Source : rapports annuels sur l’état de la fonction publique (1999 à 2019), et séries longues 1980-1998

 

 

[1] Sauf quand ils s’étonnaient de recevoir aussi peu de patients COVID ou pas COVID.

[2] Il est curieux qu’après avoir reconnu la qualité de ces innovations, la Cour propose d’intégrer ces Centres dans les CHU, au prétexte que les CHU auraient désormais intégré ces innovations. Comme si on était arrivé à la fin des innovations nécessaires.

[3] « Art. L. 6146-1-2. – Par dérogation, le directeur et le président de la commission médicale d’établissement d’un établissement public de santé peuvent décider d’organiser librement le fonctionnement médical et l’organisation des soins, conformément au projet médical d’établissement approuvé par le directoire. « Cette décision est prise après avis conforme de la commission médicale d’établissement et de la commission des soins infirmiers, de rééducation et médico-techniques. Le comité technique d’établissement est consulté. « Dans le cadre de la dérogation mentionnée au premier alinéa du présent article, le directeur et le président de la commission médicale d’établissement nomment conjointement les responsables des structures médicales et médico-techniques ainsi créées, après avis de la commission médicale d’établissement. Le directeur prévoit, après consultation de la commission médicale d’établissement et du comité technique d’établissement, les modalités de participation et d’expression des personnels au fonctionnement de ces structures.

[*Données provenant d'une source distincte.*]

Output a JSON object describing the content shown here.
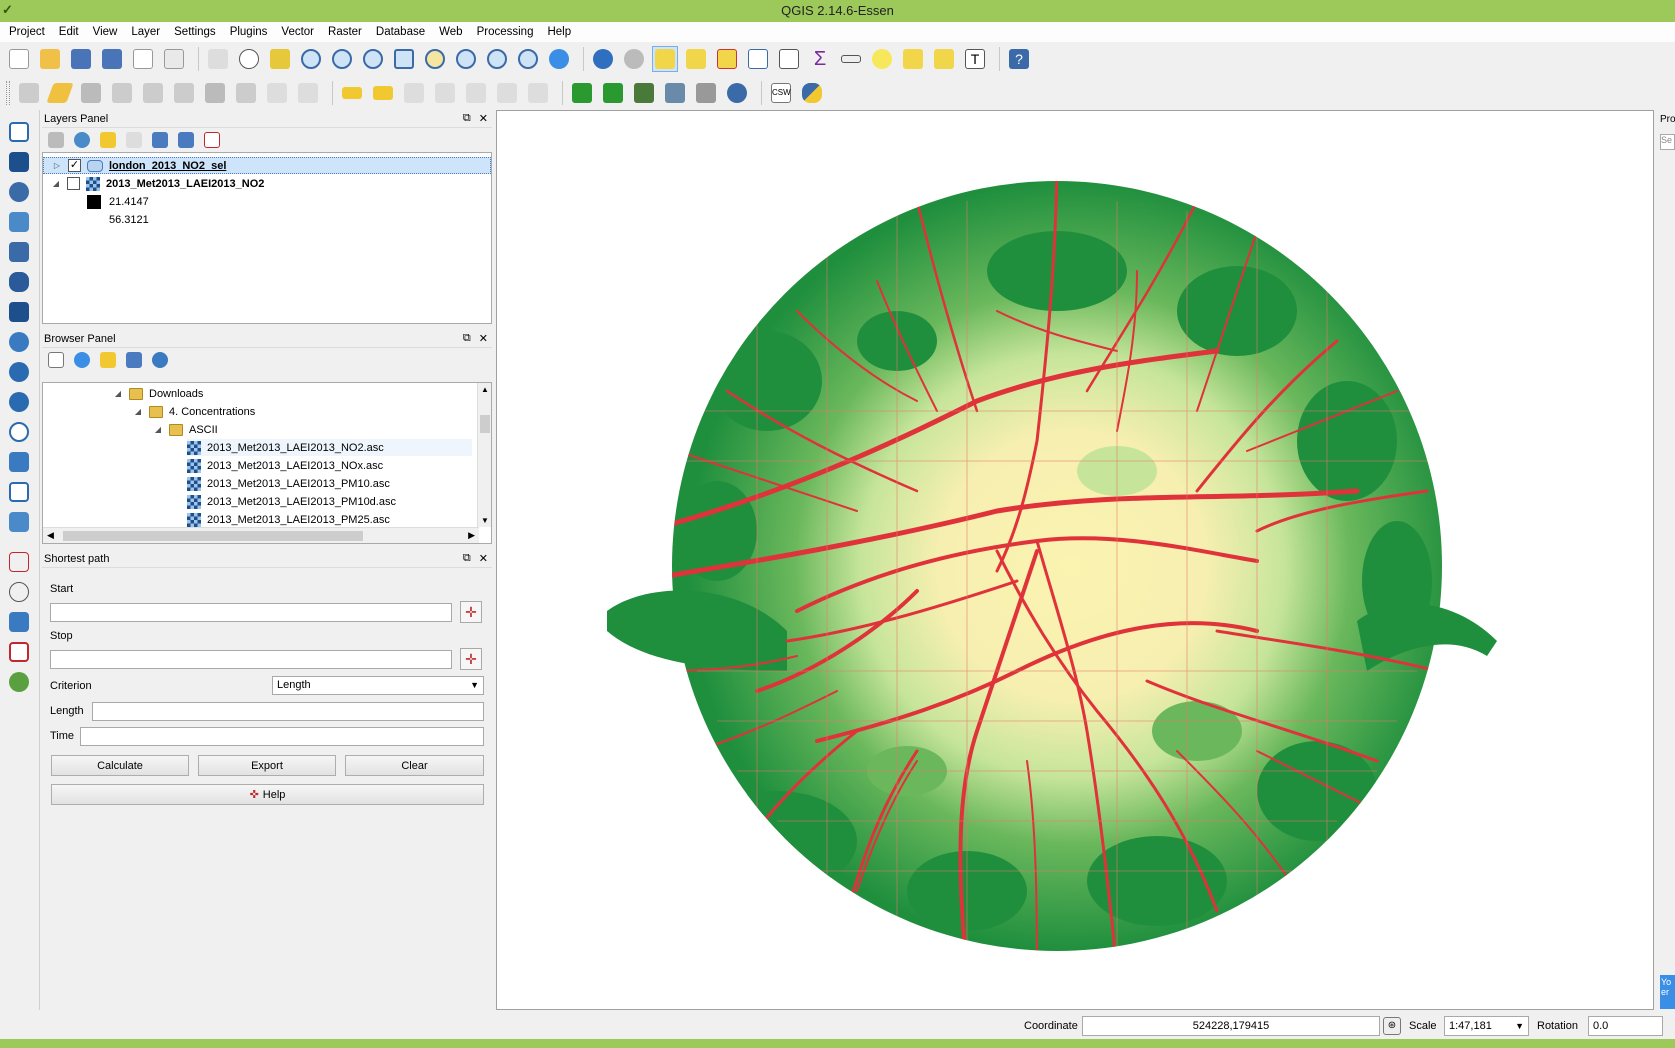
{
  "window": {
    "title": "QGIS 2.14.6-Essen"
  },
  "menu": [
    "Project",
    "Edit",
    "View",
    "Layer",
    "Settings",
    "Plugins",
    "Vector",
    "Raster",
    "Database",
    "Web",
    "Processing",
    "Help"
  ],
  "layers_panel": {
    "title": "Layers Panel",
    "layers": [
      {
        "name": "london_2013_NO2_sel",
        "checked": "✓",
        "expanded": "▷"
      },
      {
        "name": "2013_Met2013_LAEI2013_NO2",
        "checked": "",
        "expanded": "◢"
      }
    ],
    "legend": [
      "21.4147",
      "56.3121"
    ]
  },
  "browser_panel": {
    "title": "Browser Panel",
    "tree": [
      {
        "label": "Downloads",
        "type": "folder"
      },
      {
        "label": "4. Concentrations",
        "type": "folder"
      },
      {
        "label": "ASCII",
        "type": "folder"
      },
      {
        "label": "2013_Met2013_LAEI2013_NO2.asc",
        "type": "raster"
      },
      {
        "label": "2013_Met2013_LAEI2013_NOx.asc",
        "type": "raster"
      },
      {
        "label": "2013_Met2013_LAEI2013_PM10.asc",
        "type": "raster"
      },
      {
        "label": "2013_Met2013_LAEI2013_PM10d.asc",
        "type": "raster"
      },
      {
        "label": "2013_Met2013_LAEI2013_PM25.asc",
        "type": "raster"
      }
    ]
  },
  "shortest_path": {
    "title": "Shortest path",
    "start_label": "Start",
    "stop_label": "Stop",
    "criterion_label": "Criterion",
    "criterion_value": "Length",
    "length_label": "Length",
    "time_label": "Time",
    "calculate": "Calculate",
    "export": "Export",
    "clear": "Clear",
    "help": "Help"
  },
  "right_panel": {
    "title": "Pro",
    "search": "Se",
    "note": "Yo er"
  },
  "status": {
    "coordinate_label": "Coordinate",
    "coordinate_value": "524228,179415",
    "scale_label": "Scale",
    "scale_value": "1:47,181",
    "rotation_label": "Rotation",
    "rotation_value": "0.0"
  },
  "colors": {
    "green_dark": "#1f8f3e",
    "green_mid": "#6bb85c",
    "green_light": "#c6e59a",
    "yellow": "#fbf3b0",
    "red": "#e0323a",
    "titlebar": "#9dc85a"
  }
}
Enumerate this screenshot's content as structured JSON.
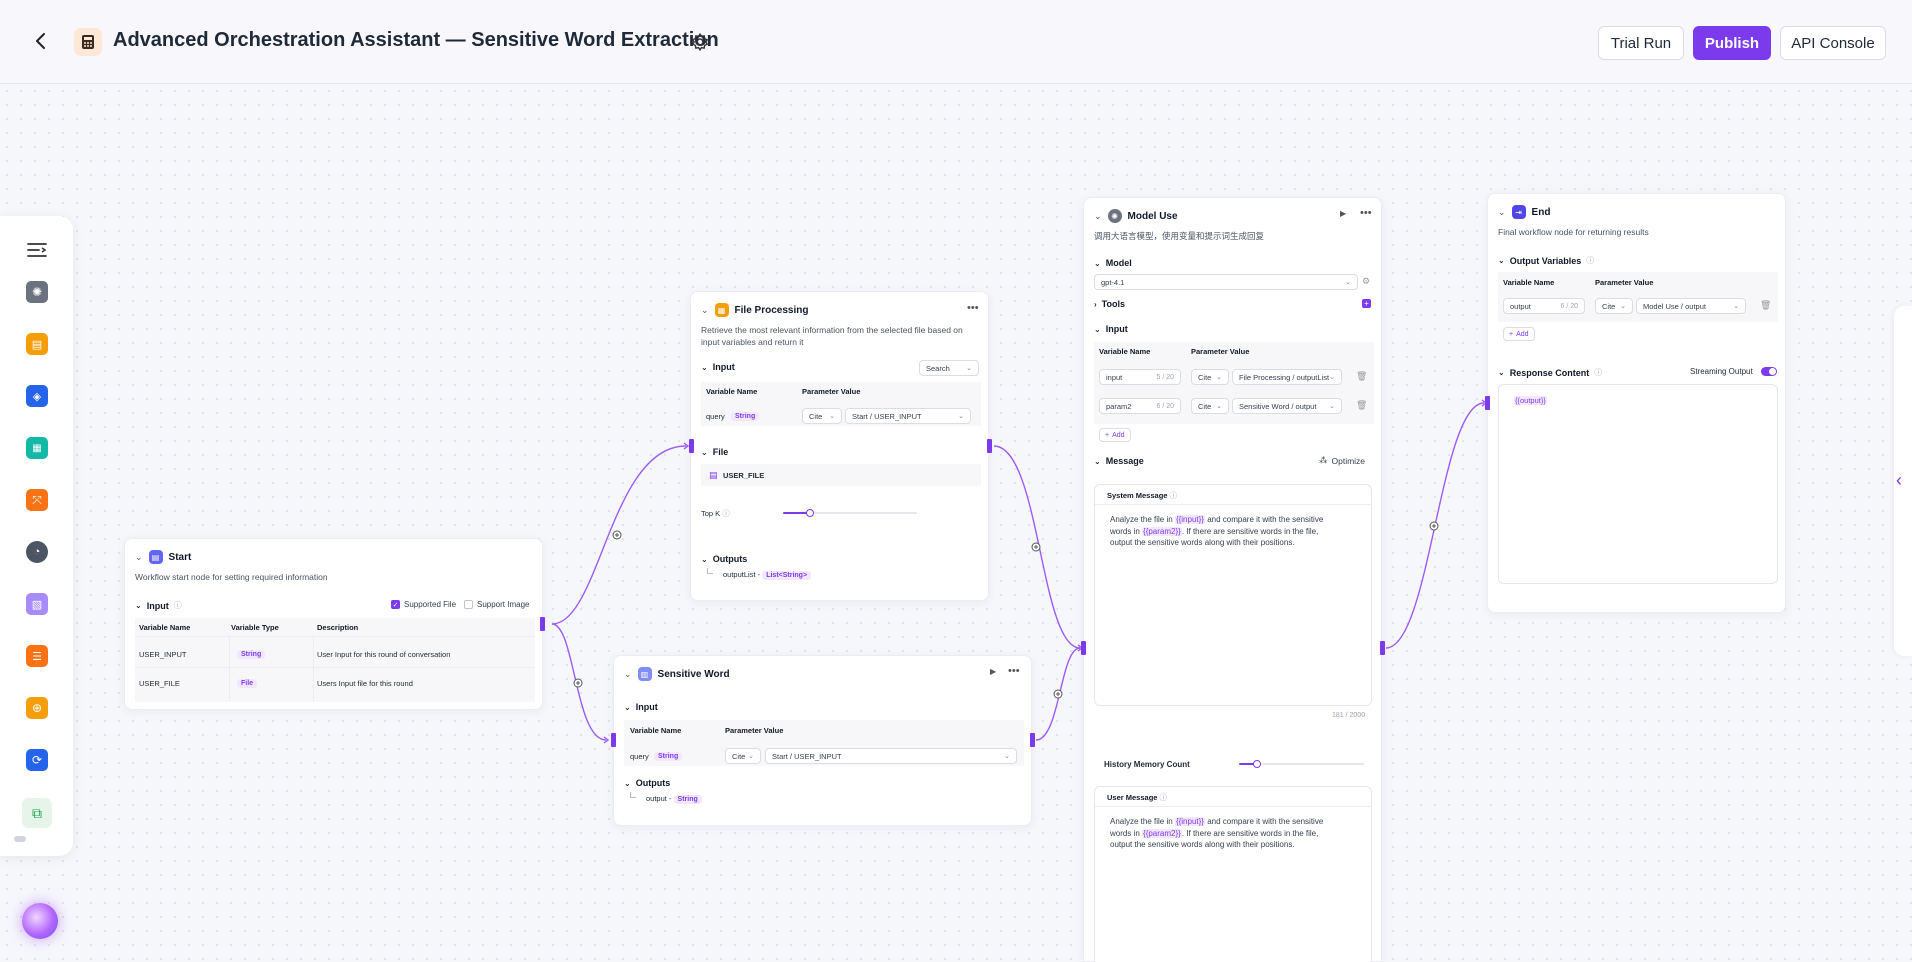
{
  "header": {
    "title": "Advanced Orchestration Assistant — Sensitive Word Extraction",
    "trial_run": "Trial Run",
    "publish": "Publish",
    "api_console": "API Console"
  },
  "sidebar": {
    "items": [
      "openai-icon",
      "note-icon",
      "cube-icon",
      "calendar-icon",
      "expand-icon",
      "chart-icon",
      "document-icon",
      "database-icon",
      "add-image-icon",
      "loop-icon",
      "workflow-icon"
    ]
  },
  "nodes": {
    "start": {
      "title": "Start",
      "desc": "Workflow start node for setting required information",
      "input_label": "Input",
      "supported_file": "Supported File",
      "support_image": "Support Image",
      "headers": [
        "Variable Name",
        "Variable Type",
        "Description"
      ],
      "rows": [
        {
          "name": "USER_INPUT",
          "type": "String",
          "desc": "User Input for this round of conversation"
        },
        {
          "name": "USER_FILE",
          "type": "File",
          "desc": "Users Input file for this round"
        }
      ]
    },
    "file_processing": {
      "title": "File Processing",
      "desc_line1": "Retrieve the most relevant information from the selected file based on",
      "desc_line2": "input variables and return it",
      "input_label": "Input",
      "search_select": "Search",
      "headers": [
        "Variable Name",
        "Parameter Value"
      ],
      "query_name": "query",
      "query_type": "String",
      "cite": "Cite",
      "query_value": "Start / USER_INPUT",
      "file_label": "File",
      "file_name": "USER_FILE",
      "topk_label": "Top K",
      "topk_value": 0.2,
      "outputs_label": "Outputs",
      "output_name": "outputList -",
      "output_type": "List<String>"
    },
    "sensitive_word": {
      "title": "Sensitive Word",
      "input_label": "Input",
      "headers": [
        "Variable Name",
        "Parameter Value"
      ],
      "query_name": "query",
      "query_type": "String",
      "cite": "Cite",
      "query_value": "Start / USER_INPUT",
      "outputs_label": "Outputs",
      "output_name": "output -",
      "output_type": "String"
    },
    "model_use": {
      "title": "Model Use",
      "desc": "调用大语言模型，使用变量和提示词生成回复",
      "model_label": "Model",
      "model_value": "gpt-4.1",
      "tools_label": "Tools",
      "input_label": "Input",
      "headers": [
        "Variable Name",
        "Parameter Value"
      ],
      "rows": [
        {
          "name": "input",
          "count": "5 / 20",
          "cite": "Cite",
          "value": "File Processing / outputList"
        },
        {
          "name": "param2",
          "count": "6 / 20",
          "cite": "Cite",
          "value": "Sensitive Word / output"
        }
      ],
      "add_label": "Add",
      "message_label": "Message",
      "optimize_label": "Optimize",
      "system_message_label": "System Message",
      "msg_line1_a": "Analyze the file in ",
      "msg_var_input": "{{input}}",
      "msg_line1_b": " and compare it with the sensitive",
      "msg_line2_a": "words in ",
      "msg_var_param2": "{{param2}}",
      "msg_line2_b": ". If there are sensitive words in the file,",
      "msg_line3": "output the sensitive words along with their positions.",
      "char_count": "181 / 2000",
      "history_label": "History Memory Count",
      "history_value": 0.15,
      "user_message_label": "User Message"
    },
    "end": {
      "title": "End",
      "desc": "Final workflow node for returning results",
      "output_vars_label": "Output Variables",
      "headers": [
        "Variable Name",
        "Parameter Value"
      ],
      "row": {
        "name": "output",
        "count": "6 / 20",
        "cite": "Cite",
        "value": "Model Use / output"
      },
      "add_label": "Add",
      "response_label": "Response Content",
      "streaming_label": "Streaming Output",
      "response_value": "{{output}}"
    }
  },
  "colors": {
    "accent": "#7c3aed",
    "tag_bg": "#f1e8ff"
  }
}
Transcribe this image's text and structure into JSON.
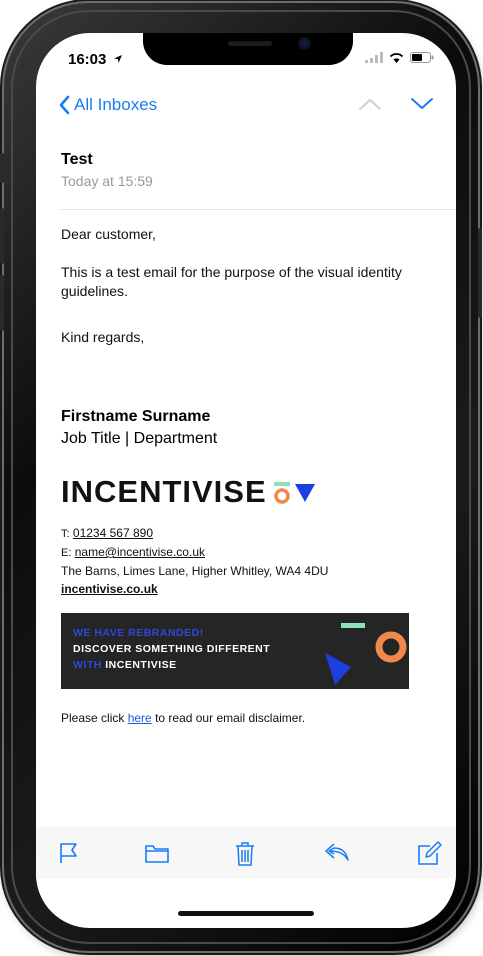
{
  "status": {
    "time": "16:03"
  },
  "nav": {
    "back_label": "All Inboxes"
  },
  "email": {
    "subject": "Test",
    "date": "Today at 15:59",
    "greeting": "Dear customer,",
    "body": "This is a test email for the purpose of the visual identity guidelines.",
    "closing": "Kind regards,"
  },
  "signature": {
    "name": "Firstname Surname",
    "title": "Job Title | Department",
    "logo_text": "INCENTIVISE",
    "phone_label": "T:",
    "phone": "01234 567 890",
    "email_label": "E:",
    "email": "name@incentivise.co.uk",
    "address": "The Barns, Limes Lane, Higher Whitley, WA4 4DU",
    "website": "incentivise.co.uk"
  },
  "banner": {
    "line1": "WE HAVE REBRANDED!",
    "line2": "DISCOVER SOMETHING DIFFERENT",
    "line3_prefix": "WITH",
    "line3_brand": "INCENTIVISE"
  },
  "disclaimer": {
    "before": "Please click ",
    "link": "here",
    "after": " to read our email disclaimer."
  },
  "colors": {
    "accent": "#1a7cf5",
    "brand_mint": "#8fe0b8",
    "brand_orange": "#f08a4b",
    "brand_blue": "#1d3fe0",
    "toolbar_icon": "#1a7cf5"
  },
  "icons": [
    "flag-icon",
    "folder-icon",
    "trash-icon",
    "reply-icon",
    "compose-icon"
  ]
}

[4] Comme les milliards de subvention et de reprise de dettes qui sont accordées à certains hôpitaux à chaque « plan de redressement ».

Commentaires

  • Par pierre reiller • Posté le 05/09/2021 à 11:34 Il ne faudrait pas oublier la superstructure au dessus des hôpitaux: elle coute bougrement cher, et sa performance dans l'épidémie de COVID laisse dubitatif. A t elle été capable de dire le réel? A t elle pu organiser une recherche pour comprendre où il fallait porter l'effort?
  • Par pierre reiller • Posté le 05/09/2021 à 09:41 Curieuse cette incapacité à dire ce qui fonctionne mieux. Il y a toutes ces structures plus ou moins privées que vous citez, pourquoi ne pas pousser certains hôpitaux publics à les rejoindre? pourquoi refuser une croissance de ce secteur? Mais aussi pourquoi cette incapacité française à dire au sein du service public que tel établissement est mieux que la moyenne??
  • Par Bertrand BAILLEUL • Posté le 03/09/2021 à 00:28 Ce n'est pas seulement l'hôpital qu'il faut réformer mais en fait tout le système de santé. La crise sanitaire nous l'a montré
  • Par bernard maroy • Posté le 01/09/2021 à 20:58 La gabegie hospitalière à l'AP-HP m'a poussée à m'installer en libéral en 1979. Je pense que j'obtenais un meilleur résultat pour environ 10 fois moins cher. Le service de gastroentérologie de l'hôpital d'ANGOULÊME fonctionnait très bien avec deux mi-temps et maintenant, pour 30% de lits en moins, il faut (?) 5 à 6 plein temps ! Il ne sert à rien d'augmenter des crédits sans une réforme qualitative profonde, dans les hôpitaux comme ailleurs, en particulier dans la Justice.